Se in questi giorni doveste trovarvi a Genova, andate assolutamente a vedere la mostra 100Luzzati che fino al 6 gennaio è allestita al Teatro della Tosse. Il percorso espositivo è dedicato a Emanuele Luzzati, illustratore e scenografo genovese che della sua arte – anche se preferiva definire se stesso un artigiano piuttosto che un artista – ha riempito le scene per spettacoli di registi illustri, da Alessandro Fersen a Franco Enriquez, da Gianfranco De Bosio a Luigi Squarzina, e con Aldo Trionfo e Tonino Conte fu tra i fondatori del Teatro della Tosse. La mostra nasce da un’iniziativa della Fondazione Luzzati-Teatro della Tosse, presieduta da Emanuele Conte, per celebrare il centenario dalla nascita. Ci siamo recati in novembre a Genova in occasione del festival Testimonianze, ricerca, azioni di Teatro Akropolis, compagnia fieramente attiva anche in termini di relazioni coltivate con le realtà del territorio, e siamo venuti a conoscenza di questa mostra cogliendo l’occasione per fare un salto.

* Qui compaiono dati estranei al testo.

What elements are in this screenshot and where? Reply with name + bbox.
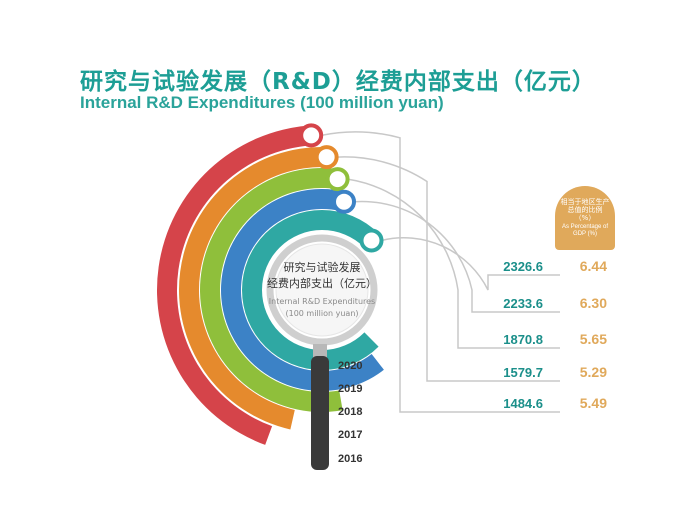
gdp-ratio-value-2018: 5.65 [580, 331, 607, 347]
expenditure-value-2016: 1484.6 [503, 396, 543, 411]
connector-2016 [321, 131, 560, 413]
magnifier-neck [313, 344, 327, 358]
expenditure-value-2020: 2326.6 [503, 259, 543, 274]
expenditure-value-2018: 1870.8 [503, 332, 543, 347]
gdp-ratio-header-badge: 相当于地区生产总值的比例（%） As Percentage of GDP (%) [555, 186, 615, 250]
magnifier-handle [311, 356, 329, 470]
expenditure-value-2017: 1579.7 [503, 365, 543, 380]
expenditure-value-2019: 2233.6 [503, 296, 543, 311]
radial-bar-2018 [199, 167, 343, 412]
center-label-cn-line1: 研究与试验发展 [284, 260, 361, 274]
connector-2020 [381, 237, 560, 291]
year-label-2019: 2019 [338, 383, 362, 395]
gdp-ratio-value-2019: 6.30 [580, 295, 607, 311]
radial-bars [157, 125, 384, 445]
radial-bar-2016 [157, 125, 312, 445]
year-label-2020: 2020 [338, 360, 362, 372]
gdp-ratio-value-2020: 6.44 [580, 258, 607, 274]
bar-end-marker-2018 [325, 167, 350, 192]
radial-bar-2017 [179, 147, 327, 430]
year-label-2017: 2017 [338, 429, 362, 441]
magnifier-glass [275, 243, 369, 337]
gdp-ratio-value-2016: 5.49 [580, 395, 607, 411]
end-markers [299, 123, 384, 253]
gdp-header-en: As Percentage of GDP (%) [561, 224, 609, 238]
bar-end-marker-2017 [314, 145, 339, 170]
center-label-cn-line2: 经费内部支出（亿元） [267, 276, 377, 290]
connector-2017 [336, 156, 560, 382]
year-label-2018: 2018 [338, 406, 362, 418]
bar-end-marker-2020 [359, 228, 384, 253]
gdp-header-cn: 相当于地区生产总值的比例（%） [560, 198, 610, 223]
center-label-en-line2: (100 million yuan) [285, 309, 358, 318]
connector-lines [321, 131, 560, 413]
gdp-ratio-value-2017: 5.29 [580, 364, 607, 380]
bar-end-marker-2016 [299, 123, 324, 148]
chart-title-en: Internal R&D Expenditures (100 million y… [80, 93, 444, 112]
connector-2019 [353, 200, 560, 313]
chart-title-cn: 研究与试验发展（R&D）经费内部支出（亿元） [80, 69, 596, 95]
bar-end-marker-2019 [332, 189, 357, 214]
radial-bar-2019 [220, 189, 384, 391]
center-label-en-line1: Internal R&D Expenditures [269, 297, 375, 306]
year-label-2016: 2016 [338, 453, 362, 465]
radial-bar-2020 [242, 210, 379, 370]
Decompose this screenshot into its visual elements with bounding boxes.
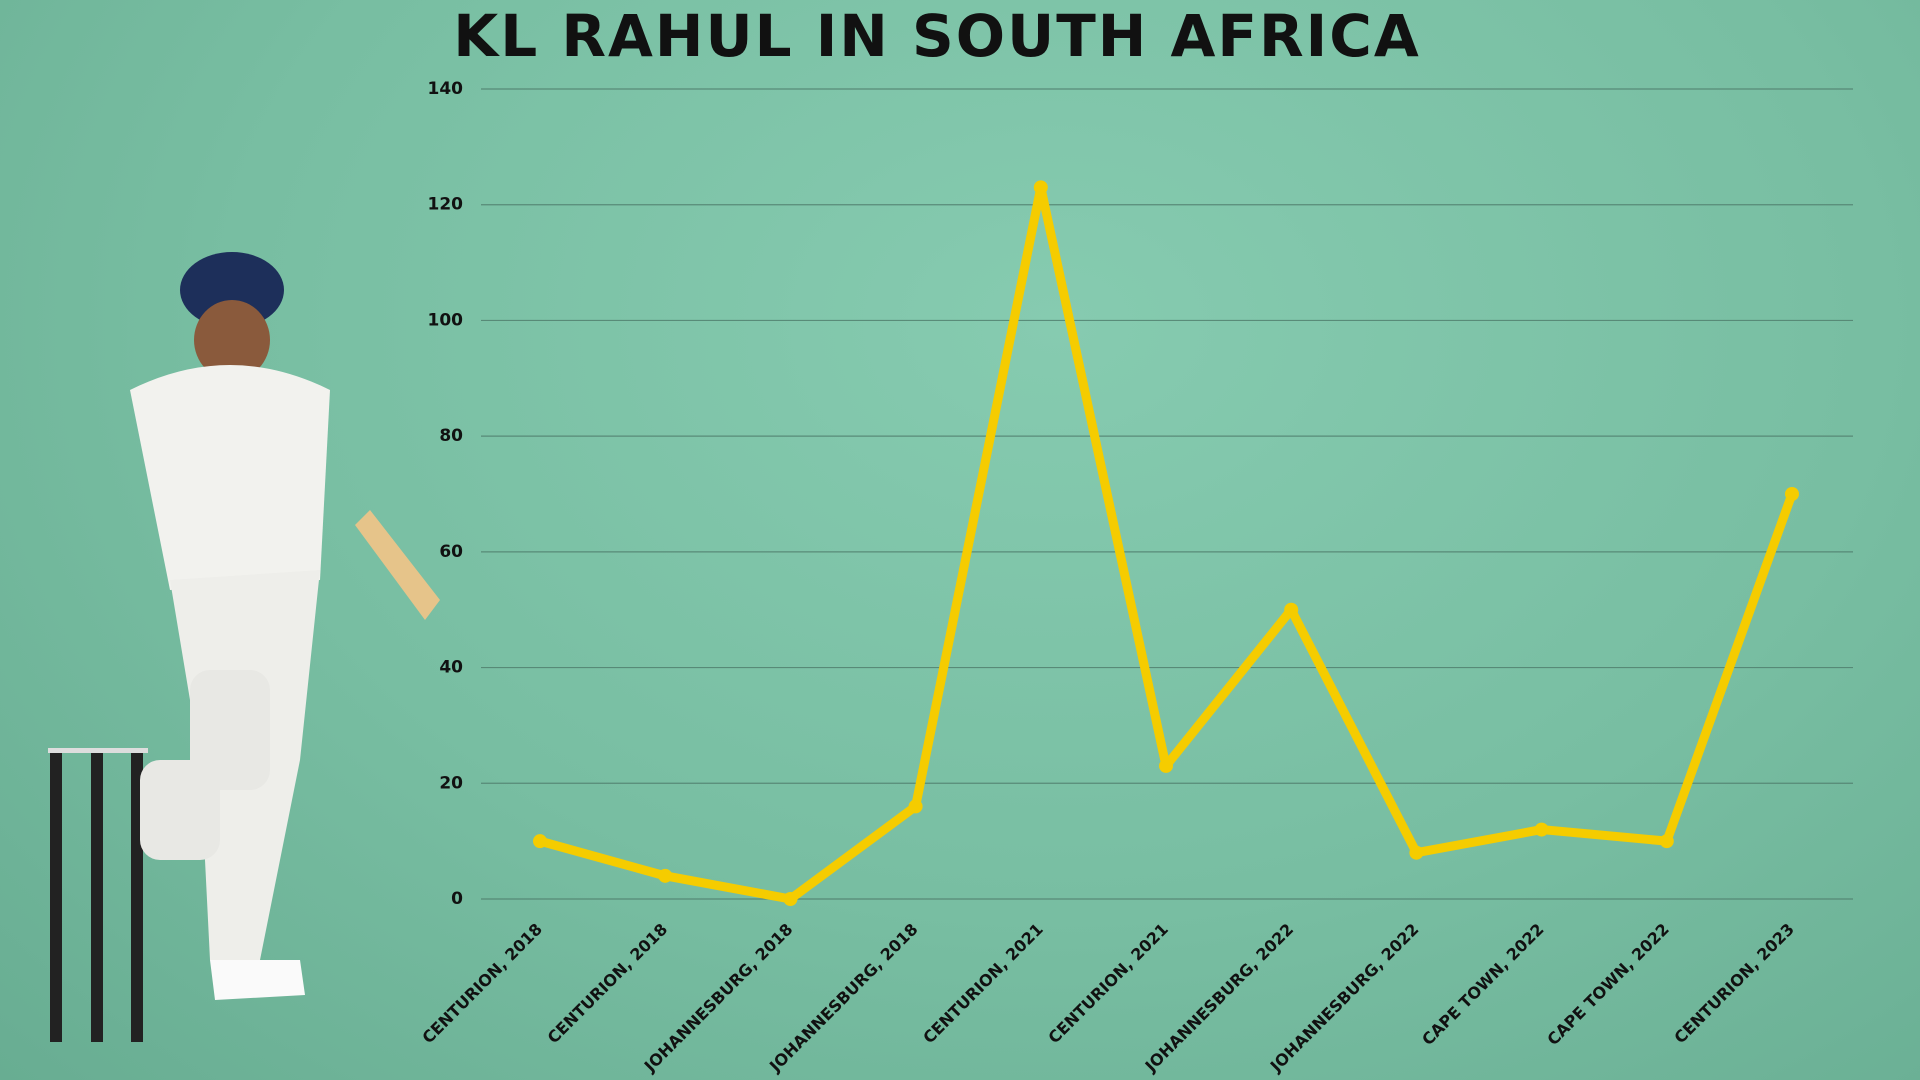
x-tick-label: CAPE TOWN, 2022 [1543,920,1672,1049]
y-tick-label: 80 [439,426,463,446]
x-tick-label: CENTURION, 2023 [1670,920,1798,1048]
x-tick-label: JOHANNESBURG, 2022 [1141,920,1298,1077]
y-tick-label: 40 [439,658,463,678]
data-point [908,799,923,814]
x-tick-label: CENTURION, 2018 [544,920,672,1048]
data-point [1409,845,1424,860]
data-line [535,182,1797,904]
x-tick-label: CENTURION, 2018 [418,920,546,1048]
y-tick-label: 140 [428,79,464,99]
data-point [533,834,547,849]
y-tick-label: 120 [428,195,464,215]
x-tick-label: JOHANNESBURG, 2022 [1266,920,1423,1077]
x-tick-label: CAPE TOWN, 2022 [1418,920,1547,1049]
data-point [1284,602,1299,617]
data-point [658,868,673,883]
data-point [783,892,798,906]
y-tick-label: 60 [439,542,463,562]
data-point [1785,487,1799,501]
x-tick-label: CENTURION, 2021 [919,920,1047,1048]
x-tick-label: JOHANNESBURG, 2018 [640,920,797,1077]
x-tick-label: CENTURION, 2021 [1044,920,1172,1048]
player-illustration [48,252,440,1042]
y-tick-label: 100 [428,310,464,330]
chart-title: KL RAHUL IN SOUTH AFRICA [453,2,1420,70]
x-tick-label: JOHANNESBURG, 2018 [765,920,922,1077]
y-tick-label: 20 [439,773,463,793]
y-tick-label: 0 [451,889,463,909]
data-point [1159,758,1173,773]
data-point [1534,822,1549,837]
data-point [1033,180,1048,195]
data-point [1659,834,1674,849]
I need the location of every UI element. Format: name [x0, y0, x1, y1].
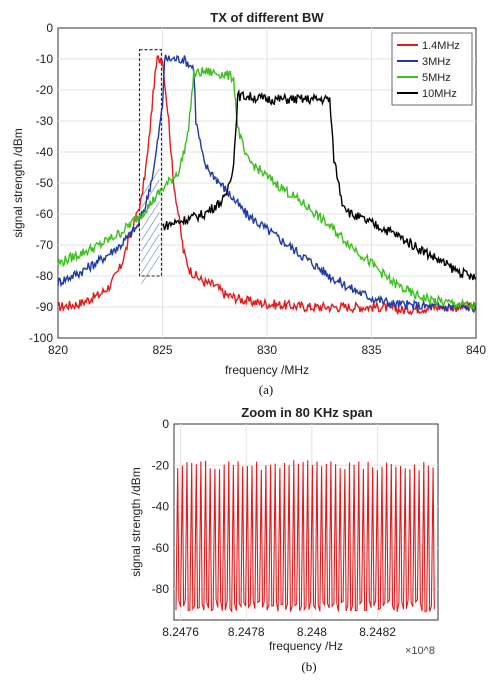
y-tick-label: -80 [36, 269, 54, 283]
chart-b: Zoom in 80 KHz span 8.2476 8.2478 8.248 8.2… [129, 405, 439, 657]
x-tick-label: 840 [466, 343, 486, 357]
x-tick-label: 8.2476 [162, 625, 199, 639]
hatch-line [141, 223, 160, 252]
chart-a-legend: 1.4MHz 3MHz 5MHz 10MHz [391, 32, 473, 106]
y-tick-label: 0 [46, 21, 53, 35]
chart-b-xlabel: frequency /Hz [269, 639, 343, 653]
series-line-10MHz [162, 88, 477, 281]
y-tick-label: -80 [152, 582, 170, 596]
chart-b-series [175, 460, 435, 614]
legend-label: 1.4MHz [422, 40, 460, 52]
x-tick-label: 830 [257, 343, 277, 357]
legend-label: 10MHz [422, 88, 457, 100]
hatch-line [141, 233, 160, 263]
x-tick-label: 8.2482 [359, 625, 396, 639]
y-tick-label: -60 [152, 541, 170, 555]
chart-a-annotation [138, 49, 163, 285]
chart-a: TX of different BW 820 825 830 835 840 0 -10 -2… [11, 10, 486, 377]
x-tick-label: 825 [152, 343, 172, 357]
y-tick-label: -100 [29, 331, 53, 345]
y-tick-label: -40 [36, 145, 54, 159]
x-tick-label: 8.2478 [228, 625, 265, 639]
y-tick-label: -20 [152, 458, 170, 472]
y-tick-label: -70 [36, 238, 54, 252]
legend-label: 3MHz [422, 56, 451, 68]
chart-a-ylabel: signal strength /dBm [11, 128, 25, 237]
y-tick-label: -60 [36, 207, 54, 221]
chart-b-ticks: 8.2476 8.2478 8.248 8.2482 0 -20 -40 -60 -80 [152, 417, 397, 639]
chart-b-x-exponent: ×10^8 [405, 645, 435, 657]
chart-a-series [57, 54, 477, 316]
caption-a: (a) [259, 382, 273, 397]
caption-b: (b) [301, 659, 316, 674]
hatch-line [141, 255, 160, 285]
y-tick-label: -30 [36, 114, 54, 128]
chart-b-ylabel: signal strength /dBm [129, 467, 143, 576]
y-tick-label: -50 [36, 176, 54, 190]
chart-b-title: Zoom in 80 KHz span [241, 405, 373, 420]
hatch-line [141, 179, 160, 209]
y-tick-label: -10 [36, 52, 54, 66]
chart-a-ticks: 820 825 830 835 840 0 -10 -20 -30 -40 -50 -60 -70 -80… [29, 21, 486, 357]
x-tick-label: 8.248 [297, 625, 327, 639]
series-line-3MHz [57, 54, 477, 314]
y-tick-label: -90 [36, 300, 54, 314]
hatch-line [141, 201, 160, 230]
y-tick-label: -40 [152, 500, 170, 514]
hatch-line [141, 212, 160, 241]
chart-a-xlabel: frequency /MHz [225, 363, 309, 377]
y-tick-label: -20 [36, 83, 54, 97]
x-tick-label: 835 [361, 343, 381, 357]
series-line-5MHz [57, 67, 477, 311]
y-tick-label: 0 [162, 417, 169, 431]
legend-label: 5MHz [422, 72, 451, 84]
annotation-box [138, 49, 163, 277]
x-tick-label: 820 [48, 343, 68, 357]
hatch-line [141, 244, 160, 274]
series-line-zoom [175, 460, 435, 614]
chart-a-title: TX of different BW [210, 10, 324, 25]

Bellissima e interattiva, 100Luzzati si articola in più aree differenti che riflettono la moltitudine e la poliedricità dell’immaginario e delle tecniche adottate da Luzzati. Illustratore, scultore, pittore, decoratore, ceramista. Luzzati ha lasciato un mondo di immagini e di forme sorprendenti e affastellatissime, e la mostra recupera proprio quest’ampiezza e molteplicità attraverso la fruizione di un percorso articolato fra più spazi e linguaggi. Emanuele Luzzati nacque e morì a Genova, città cui rimase per sempre legatissimo, la trovava più bella e affascinante di tutte le città del mondo che avesse conosciuto in sessant’anni di carriera. «A Genova scopri sempre qualcosa di nuovo che ti sorprende», diceva spesso Luzzati, come ricorda Tonino Conte in un volume edito nel 2001, e ripubblicato dopo la sua morte, Emanuele Luzzati – Lo scenografo della porta accanto (Edizioni della Tosse). Genova è la città dai mille volti. Porto di mare stratificato, a livello culturale e urbanistico. E così sono i disegni, i collage, le tavole, gli oggetti, le decorazioni, i personaggi, i vasi di Emanuele Luzzati. Donne con tre seni, quattro gambe, lune antropomorfe, «magrezze spettrali e grassezze oscene: creature forse ridicole, forse mostruose. Per inventarle pareva che Luzzati avesse allegramente mescolato Bosch con Ionesco, Picasso con Topor», come scrive puntualmente Tonino Conte.
Così, al Teatro della Tosse, non mancano in mostra, e anche acquistabili, marionette, burattini, pupazzi, maschere. Tavole digitali interattive fanno incontrare l’”uomo” dietro l’artista, i suoi rapporti di collaborazione, i fruttuosi sodalizi. In sala siedono figure che impersonano caratteri e maschere comiche, il palcoscenico pullula di creature antropomorfe, un re solitario e panciuto, una donna sbracata e distesa comodamente su una poltrona; in alto, a incorniciare la platea, una sfilza di tarocchi in scala umana, simboli esoterici, ed è fortissima, in generale, sempre pulsante, magmatica, questa dimensione oscura e lunare nell’immaginario di Luzzati. E proprio l’altrove, come nei tagli di Lucio Fontana – che pure in qualche modo si apparenta cronologicamente con Emanuele Luzzati detto “Lele” – è presente concettualmente in questo percorso espositivo che conduce fino a oltrepassare quella soglia simbolica per antonomasia, il sipario. Dietro, infatti, un’opera di videoarte che avvolge il fruitore a trecentosessanta gradi, in cui si susseguono, animate, incrociate, mescolate, dissolte l’una dentro l’altra, re, regine, pagliacci, cavalli, cavalieri, maghi, terra, acqua, fuoco, sole, luna, stelle. I personaggi e gli elementi naturali che popolano la mente di Luzzati rivivono sullo schermo consegnandoci in forma di film il messaggio più alto della sua poetica, e cioè che la fantasia è un esercizio sconfinato, un esperimento che funziona se si resta fanciulli nello sguardo. Perché la magia dell’arte emerge dal basso e un cappello su una sedia può costruire, sinteticamente, l’idea di una figura umana. «Un bambino, la prima cosa che fa è giocare. Se uno ha la fortuna, continua a giocare per tutta la vita» (E. Luzzati).